Accuracy of NYTimes.com Article:
Job Growth Grinds Nearly to Halt in July 2004? Labor Dept. Reports
One reason the present presidential campaign infuriates me is that we need a cold, clinical examination of the facts. Instead we get demagoguery which obfuscates them- This is true of the employment record. Paul Pitlick forwards a New York Times editorial "Growth Grinds Nearly to Halt in July, Labor Dept. Reports" by David Leonhardt, from which here is an extract:
Job growth ground nearly to a halt last month, the Labor Department reported, in a new sign that the economy
has weakened in recent months. Employers added just 32,000 jobs in July, a small fraction of what forecasters had expected and the smallest gain this year.
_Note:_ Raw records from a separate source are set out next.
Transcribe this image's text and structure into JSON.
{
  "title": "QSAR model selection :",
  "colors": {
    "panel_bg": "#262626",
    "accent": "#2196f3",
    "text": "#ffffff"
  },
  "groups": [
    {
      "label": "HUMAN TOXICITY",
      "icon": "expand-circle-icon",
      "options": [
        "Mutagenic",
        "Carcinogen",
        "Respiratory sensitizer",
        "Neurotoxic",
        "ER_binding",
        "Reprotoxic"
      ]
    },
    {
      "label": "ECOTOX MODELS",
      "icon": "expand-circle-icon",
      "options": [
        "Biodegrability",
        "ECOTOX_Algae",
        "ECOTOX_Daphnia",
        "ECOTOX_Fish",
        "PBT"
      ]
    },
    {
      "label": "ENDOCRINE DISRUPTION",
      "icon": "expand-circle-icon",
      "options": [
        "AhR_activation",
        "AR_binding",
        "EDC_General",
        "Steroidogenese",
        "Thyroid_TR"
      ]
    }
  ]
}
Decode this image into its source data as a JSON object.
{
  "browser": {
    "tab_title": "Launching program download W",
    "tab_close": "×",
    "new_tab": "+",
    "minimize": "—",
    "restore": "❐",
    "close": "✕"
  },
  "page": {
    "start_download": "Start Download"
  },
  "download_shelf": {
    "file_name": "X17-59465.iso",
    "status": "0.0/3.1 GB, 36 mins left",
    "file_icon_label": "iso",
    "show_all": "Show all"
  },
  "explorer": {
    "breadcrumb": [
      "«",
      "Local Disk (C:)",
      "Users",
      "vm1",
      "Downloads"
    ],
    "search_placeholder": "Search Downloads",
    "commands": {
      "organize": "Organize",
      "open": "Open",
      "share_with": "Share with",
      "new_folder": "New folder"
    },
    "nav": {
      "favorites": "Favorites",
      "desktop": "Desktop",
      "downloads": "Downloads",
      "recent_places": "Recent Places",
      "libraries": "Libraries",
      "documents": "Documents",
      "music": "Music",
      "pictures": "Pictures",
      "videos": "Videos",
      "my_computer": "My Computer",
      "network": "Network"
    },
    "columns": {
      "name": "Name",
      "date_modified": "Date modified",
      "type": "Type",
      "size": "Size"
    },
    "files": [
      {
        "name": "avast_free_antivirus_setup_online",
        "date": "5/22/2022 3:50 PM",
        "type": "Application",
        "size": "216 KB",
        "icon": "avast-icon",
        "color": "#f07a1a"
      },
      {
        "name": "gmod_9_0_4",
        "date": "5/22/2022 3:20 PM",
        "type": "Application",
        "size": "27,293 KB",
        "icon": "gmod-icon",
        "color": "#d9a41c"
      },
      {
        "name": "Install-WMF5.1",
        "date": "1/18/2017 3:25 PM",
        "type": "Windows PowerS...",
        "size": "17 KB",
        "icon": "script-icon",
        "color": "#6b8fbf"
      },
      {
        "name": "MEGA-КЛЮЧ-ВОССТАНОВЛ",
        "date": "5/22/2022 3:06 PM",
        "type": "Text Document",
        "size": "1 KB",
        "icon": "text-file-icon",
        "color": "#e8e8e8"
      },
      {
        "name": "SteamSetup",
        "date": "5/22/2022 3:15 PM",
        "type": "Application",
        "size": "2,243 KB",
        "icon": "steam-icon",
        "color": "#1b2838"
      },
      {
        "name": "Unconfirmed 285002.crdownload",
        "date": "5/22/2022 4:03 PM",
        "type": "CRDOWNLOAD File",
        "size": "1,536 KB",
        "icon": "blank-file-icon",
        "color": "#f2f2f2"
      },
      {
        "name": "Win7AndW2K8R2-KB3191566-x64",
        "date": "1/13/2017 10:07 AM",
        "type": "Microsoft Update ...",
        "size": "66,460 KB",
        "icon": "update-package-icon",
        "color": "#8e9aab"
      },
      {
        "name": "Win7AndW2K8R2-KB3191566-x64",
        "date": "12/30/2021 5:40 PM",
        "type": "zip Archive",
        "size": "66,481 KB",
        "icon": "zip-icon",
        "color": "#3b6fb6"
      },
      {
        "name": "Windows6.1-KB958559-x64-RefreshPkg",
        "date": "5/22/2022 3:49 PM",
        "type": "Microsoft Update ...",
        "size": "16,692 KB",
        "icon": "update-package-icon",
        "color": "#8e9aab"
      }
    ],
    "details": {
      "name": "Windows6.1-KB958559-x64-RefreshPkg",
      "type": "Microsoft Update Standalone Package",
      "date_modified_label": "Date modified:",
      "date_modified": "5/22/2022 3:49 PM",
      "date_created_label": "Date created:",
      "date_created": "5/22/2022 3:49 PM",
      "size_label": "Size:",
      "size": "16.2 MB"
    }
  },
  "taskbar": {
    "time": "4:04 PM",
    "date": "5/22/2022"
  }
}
The government also announced that job growth in May and June was less than initially estimated. "It's clear that the economy is hitting a soft patch," said Richard J. DeKaser, chief economist at the National City Corporation, a bank based in Cleveland "What we're seeing is the severe impact of high oil prices." The unemployment rate fell slightly, to 5.5 percent, last month, but it is based on a smaller survey than the job growth numbers, which are widely considered the more reliable gauge of employment.
For the full text, see
Regarding employment figures in the US, Randy Black writes: "The New York Times was quick to jump on the July number, but which was later revised upwards. They did not print a retraction, of course, when the later number was doubled. The correct number was re-stated at 73,000 jobs created in July, not 32,000. August doubled that number to about 144,000 according to the same government source. http://www.bls.gov/news.release/empsit.nr0.htm
The Labor Department said the economy created 144,000 jobs in August, the strongest reading since May and up from a revised 73,000 jobs in July. Economists surveyed by Briefing.com had forecast 150,000 new jobs. The unemployment rate dipped to 5.4 from 5.5 percent in July, mainly due to a decline in the labor force, bringing the rate to its lowest since September 2001.